No matter how incredibly brave, no matter how talented and no matter how so full of faith and self belief a fighter is, the end has to come one day. This past weekend, on Saturday night in Uniondale, New York, in his 42 pro fight, the end came for the hugely popular Robert Guerrero.
“The Ghost,” as the Californian southpaw is known, appeared to have close to nothing left but his sheer heart against Omar Figueroa, who, with his five-knockdown, 3rd-round stoppage win, became the first man to stop the 34 year old. Guerrero, who had previously and quite recently been beaten by Keith Thurman (in a punishing fight), Danny Garcia and, in his fight before Saturday, David Peralta, must now prove to be the smart, realistic person we all know he is, and retire.
A great fighter who competed at the highest level at featherweight all the way to welterweight, winning his share of belts along the way, Guerrero overcame immense personal misfortune (his story, and that of his wife, capturing the heart of millions) and never once gave in. Now, however, after having fought his heart out in numerous punishing ring battles, it is time for “The Ghost” to stop haunting the sport he gave so much to.

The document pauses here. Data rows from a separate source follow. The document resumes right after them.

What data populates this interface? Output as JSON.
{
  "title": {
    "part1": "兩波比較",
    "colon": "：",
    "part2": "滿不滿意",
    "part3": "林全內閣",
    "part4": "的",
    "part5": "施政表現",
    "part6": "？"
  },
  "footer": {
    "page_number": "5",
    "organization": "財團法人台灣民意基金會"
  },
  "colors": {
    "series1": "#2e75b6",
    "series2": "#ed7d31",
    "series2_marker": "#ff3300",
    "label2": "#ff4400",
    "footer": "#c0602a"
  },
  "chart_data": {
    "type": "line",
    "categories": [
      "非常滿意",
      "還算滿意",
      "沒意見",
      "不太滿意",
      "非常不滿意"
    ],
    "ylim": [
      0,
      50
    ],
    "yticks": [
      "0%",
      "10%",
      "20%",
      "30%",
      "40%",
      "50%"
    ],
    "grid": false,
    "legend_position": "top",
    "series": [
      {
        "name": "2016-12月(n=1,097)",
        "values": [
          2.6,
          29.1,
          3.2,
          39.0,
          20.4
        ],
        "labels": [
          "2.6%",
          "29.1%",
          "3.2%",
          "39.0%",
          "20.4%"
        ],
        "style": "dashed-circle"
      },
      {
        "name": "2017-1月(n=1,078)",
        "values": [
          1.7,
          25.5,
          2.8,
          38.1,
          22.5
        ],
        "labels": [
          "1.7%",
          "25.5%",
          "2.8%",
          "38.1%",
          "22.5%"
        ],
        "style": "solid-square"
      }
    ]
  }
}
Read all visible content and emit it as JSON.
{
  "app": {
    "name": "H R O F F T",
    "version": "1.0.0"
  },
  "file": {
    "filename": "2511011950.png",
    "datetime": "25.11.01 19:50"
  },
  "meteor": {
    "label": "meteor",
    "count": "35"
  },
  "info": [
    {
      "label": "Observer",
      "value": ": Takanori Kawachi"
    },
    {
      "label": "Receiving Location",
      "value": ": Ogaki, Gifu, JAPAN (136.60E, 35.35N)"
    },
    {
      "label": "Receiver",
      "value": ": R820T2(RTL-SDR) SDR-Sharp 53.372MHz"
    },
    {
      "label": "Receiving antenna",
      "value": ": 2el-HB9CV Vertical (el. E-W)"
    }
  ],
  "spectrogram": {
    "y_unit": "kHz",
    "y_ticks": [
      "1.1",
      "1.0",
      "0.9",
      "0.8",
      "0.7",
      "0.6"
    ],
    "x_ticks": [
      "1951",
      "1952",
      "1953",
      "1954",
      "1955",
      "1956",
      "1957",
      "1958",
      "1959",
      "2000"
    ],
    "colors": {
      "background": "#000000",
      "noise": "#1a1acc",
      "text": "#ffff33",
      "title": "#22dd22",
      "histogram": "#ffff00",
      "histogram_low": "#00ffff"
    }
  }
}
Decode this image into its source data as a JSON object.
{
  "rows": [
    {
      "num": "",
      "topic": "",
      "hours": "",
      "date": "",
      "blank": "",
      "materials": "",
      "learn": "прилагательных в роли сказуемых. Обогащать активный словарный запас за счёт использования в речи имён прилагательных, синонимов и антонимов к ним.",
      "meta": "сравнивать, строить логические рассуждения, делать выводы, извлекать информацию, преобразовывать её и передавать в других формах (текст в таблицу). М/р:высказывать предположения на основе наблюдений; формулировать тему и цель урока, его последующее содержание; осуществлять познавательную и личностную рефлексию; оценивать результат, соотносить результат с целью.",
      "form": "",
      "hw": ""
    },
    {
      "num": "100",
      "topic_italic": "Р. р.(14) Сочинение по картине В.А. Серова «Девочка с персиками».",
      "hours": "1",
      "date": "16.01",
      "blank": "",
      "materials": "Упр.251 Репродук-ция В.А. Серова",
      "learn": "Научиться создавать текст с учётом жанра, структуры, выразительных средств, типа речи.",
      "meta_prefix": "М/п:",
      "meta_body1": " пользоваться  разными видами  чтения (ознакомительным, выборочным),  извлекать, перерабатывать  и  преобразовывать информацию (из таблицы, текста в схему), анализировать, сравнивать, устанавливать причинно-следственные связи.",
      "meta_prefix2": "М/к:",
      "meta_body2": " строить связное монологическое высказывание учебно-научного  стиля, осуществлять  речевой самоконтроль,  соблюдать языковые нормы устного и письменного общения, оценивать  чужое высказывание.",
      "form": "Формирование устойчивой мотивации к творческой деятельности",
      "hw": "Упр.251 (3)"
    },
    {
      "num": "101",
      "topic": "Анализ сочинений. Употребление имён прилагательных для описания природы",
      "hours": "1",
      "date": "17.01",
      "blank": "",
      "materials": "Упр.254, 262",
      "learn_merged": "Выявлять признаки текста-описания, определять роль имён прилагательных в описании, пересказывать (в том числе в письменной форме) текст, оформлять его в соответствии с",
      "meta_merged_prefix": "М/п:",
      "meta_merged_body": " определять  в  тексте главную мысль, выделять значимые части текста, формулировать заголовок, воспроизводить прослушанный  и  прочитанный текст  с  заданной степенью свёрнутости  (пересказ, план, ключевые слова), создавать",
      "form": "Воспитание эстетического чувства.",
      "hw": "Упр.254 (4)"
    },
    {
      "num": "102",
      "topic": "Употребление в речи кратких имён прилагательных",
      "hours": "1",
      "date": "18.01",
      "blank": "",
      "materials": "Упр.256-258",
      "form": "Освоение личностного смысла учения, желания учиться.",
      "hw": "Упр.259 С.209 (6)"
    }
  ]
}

Punch resistance is so very vital for a fighter of Guerrero’s style and approach; his warrior tendencies proving so prominent in recent years, and without it, and with a never give up mental attitude to go along with it, a faded warrior is so vulnerable to being seriously hurt. Added to this, is the fact that Guerrero has nothing left to prove (or anything much to prove anything more with).
It’s time, and Guerrero and his family and friends have to concede as much. All that’s left to say is thanks, thanks for the great fights, the great heart and the great story.
Is Guerrero, 33-6-1(18) a Hall of Famer in five years (providing he does call it a career right now)? He makes a hell of a case, put it that way. Just as Guerrero always made for a hell of a fight.